The claimants were trafficked from Lithuania and put to work on farms throughout the UK. The farms to which the Houghtons sent workers supplied chickens and free-range eggs, including for major companies that produce brands such as “Happy Eggs”, available in supermarkets across the country.

The workers alleged that they were subjected to a gruelling schedule; harassed, assaulted and threatened by supervisors; housed in appalling conditions; and kept in a constant state of uncertainty. The workers stated that they were punched and taunted by supervisors for not working fast enough and that one man would intimidate workers using aggressive Rottweiler dogs. The workers suffered a range of psychiatric and physical injuries.

Dogs used to intimidate workers

In June 2016, Leigh Day secured a High Court judgment in respect of six of the workers that the Houghtons had failed to pay workers the statutory minimum wage, had made unlawful deductions from their wages and had failed to provide adequate facilities to wash, rest, eat and drink.

In December 2016, Leigh Day achieved a large compensation settlement for the six men, covering all aspects of the claims against the Houghtons. In 2017, Leigh Day enforced the settlement agreement to ensure our clients received their compensation.

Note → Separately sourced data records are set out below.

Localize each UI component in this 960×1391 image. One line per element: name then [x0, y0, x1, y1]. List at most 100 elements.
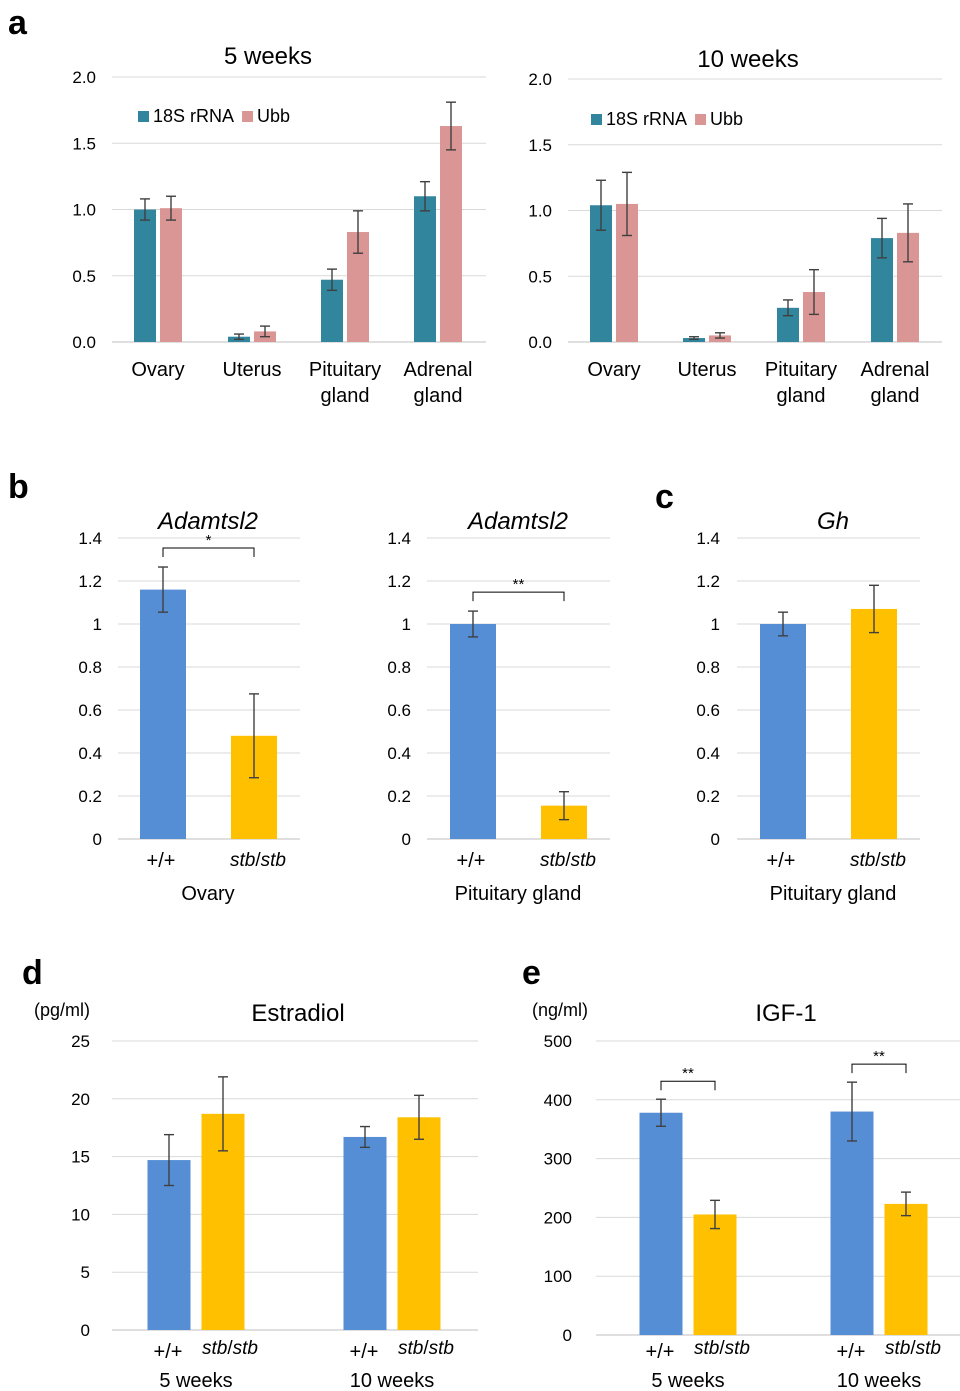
y-tick-label: 0.5	[72, 267, 96, 286]
chart-title: IGF-1	[755, 1000, 816, 1027]
x-tick-label: stb/stb	[230, 850, 286, 871]
bar	[871, 238, 893, 342]
y-tick-label: 1.2	[387, 572, 411, 591]
y-tick-label: 1	[93, 615, 102, 634]
x-axis-label: Pituitary gland	[770, 883, 897, 905]
y-tick-label: 2.0	[72, 68, 96, 87]
x-tick-label: gland	[321, 385, 370, 407]
y-tick-label: 0.8	[78, 658, 102, 677]
significance-label: **	[873, 1048, 885, 1065]
bar	[639, 1112, 683, 1335]
chart-title: Estradiol	[251, 1000, 344, 1027]
bar	[693, 1214, 737, 1335]
significance-label: *	[206, 532, 212, 549]
x-group-label: 5 weeks	[651, 1370, 724, 1391]
x-tick-label: Ovary	[587, 359, 640, 381]
bar	[616, 203, 638, 342]
y-tick-label: 0.2	[387, 787, 411, 806]
legend-label: 18S rRNA	[606, 109, 687, 129]
y-tick-label: 0.2	[78, 787, 102, 806]
y-tick-label: 0.8	[696, 658, 720, 677]
legend-swatch	[242, 111, 254, 122]
y-tick-label: 0.4	[387, 744, 411, 763]
x-group-label: 10 weeks	[837, 1370, 922, 1391]
legend-label: 18S rRNA	[153, 106, 234, 126]
chart-title: 10 weeks	[697, 46, 798, 73]
y-tick-label: 0.6	[696, 701, 720, 720]
y-tick-label: 20	[71, 1090, 90, 1109]
x-tick-label: gland	[871, 385, 920, 407]
bar	[590, 205, 612, 342]
x-tick-label: gland	[414, 385, 463, 407]
panel-letter-e: e	[522, 954, 541, 992]
y-tick-label: 0.8	[387, 658, 411, 677]
x-tick-label: Uterus	[678, 359, 737, 381]
y-tick-label: 0.0	[72, 333, 96, 352]
x-group-label: 10 weeks	[350, 1370, 435, 1391]
bar	[160, 208, 182, 342]
panel-letter-a: a	[8, 4, 28, 42]
legend-label: Ubb	[710, 109, 743, 129]
x-tick-label: stb/stb	[398, 1338, 454, 1359]
bar	[450, 624, 496, 839]
y-tick-label: 1.0	[528, 202, 552, 221]
x-tick-label: +/+	[457, 850, 486, 872]
bar	[321, 279, 343, 342]
x-tick-label: +/+	[350, 1341, 379, 1363]
y-tick-label: 0.6	[78, 701, 102, 720]
y-tick-label: 5	[81, 1263, 90, 1282]
y-tick-label: 1.5	[72, 134, 96, 153]
y-tick-label: 1.4	[387, 529, 411, 548]
bar	[343, 1136, 387, 1330]
x-tick-label: stb/stb	[540, 850, 596, 871]
chart-title: Gh	[817, 508, 849, 535]
y-tick-label: 1.4	[78, 529, 102, 548]
significance-bracket	[472, 591, 565, 602]
y-tick-label: 0	[711, 830, 720, 849]
y-tick-label: 0.5	[528, 267, 552, 286]
significance-bracket	[162, 547, 255, 558]
bar	[397, 1117, 441, 1330]
bar	[884, 1203, 928, 1335]
x-tick-label: stb/stb	[885, 1338, 941, 1359]
y-tick-label: 0.2	[696, 787, 720, 806]
chart-title: Adamtsl2	[466, 508, 568, 535]
significance-bracket	[851, 1063, 907, 1074]
panel-letter-c: c	[655, 478, 674, 516]
y-tick-label: 1.4	[696, 529, 720, 548]
y-tick-label: 100	[544, 1267, 572, 1286]
y-tick-label: 1.2	[78, 572, 102, 591]
legend-swatch	[695, 114, 707, 125]
y-tick-label: 15	[71, 1148, 90, 1167]
y-tick-label: 0	[402, 830, 411, 849]
x-axis-label: Pituitary gland	[455, 883, 582, 905]
bar	[414, 196, 436, 342]
significance-bracket	[660, 1080, 716, 1091]
y-axis-unit: (ng/ml)	[532, 1000, 588, 1020]
y-tick-label: 300	[544, 1150, 572, 1169]
x-tick-label: +/+	[837, 1341, 866, 1363]
x-tick-label: Ovary	[131, 359, 184, 381]
x-tick-label: Uterus	[223, 359, 282, 381]
y-tick-label: 400	[544, 1091, 572, 1110]
legend-swatch	[138, 111, 149, 122]
chart-title: Adamtsl2	[156, 508, 258, 535]
bar	[777, 307, 799, 342]
x-tick-label: stb/stb	[850, 850, 906, 871]
y-tick-label: 2.0	[528, 70, 552, 89]
legend-label: Ubb	[257, 106, 290, 126]
x-tick-label: stb/stb	[202, 1338, 258, 1359]
y-axis-unit: (pg/ml)	[34, 1000, 90, 1020]
charts-layer: 0.0 0.5 1.0 1.5 2.0 5 weeks Ovary Uterus Pituita…	[34, 43, 960, 1391]
bar	[134, 209, 156, 342]
bar	[440, 126, 462, 343]
significance-label: **	[682, 1065, 694, 1082]
y-tick-label: 1	[711, 615, 720, 634]
bar	[147, 1160, 191, 1330]
x-tick-label: Adrenal	[404, 359, 473, 381]
y-tick-label: 0.6	[387, 701, 411, 720]
x-tick-label: +/+	[646, 1341, 675, 1363]
x-tick-label: gland	[777, 385, 826, 407]
bar	[897, 232, 919, 342]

However, the Houghtons refused to settle the claims of 11 further workers, raising a new defence that only the company, which had no assets, could be liable for the claimed contractual and statutory breaches and the individual defendants (the Director and Company Secretary) were not personally liable.

After a four-day preliminary issue trial in February 2019, Leigh Day secured a key High Court judgment that the individual defendants were personally responsible for causing the company’s breaches and were liable to pay the workers compensation.

The Judge found that the individuals subjected the workers to a “gruelling and exploitative work regime” and “cannot...have honestly believed that what was being done by them to the chicken catchers was morally or legally sound”.

Leigh Day will now aim to resolve the outstanding claims on behalf of these workers. The case has attracted a lot of media attention. The publicity surrounding the first six workers led to Leigh Day receiving information about the location of one of the men alleged to have arranged the trafficking and been involved in the abuse of dozens of workers, including with the use of aggressive dogs. As a result, the first criminal proceedings in the case were commenced in Lithuania in 2017.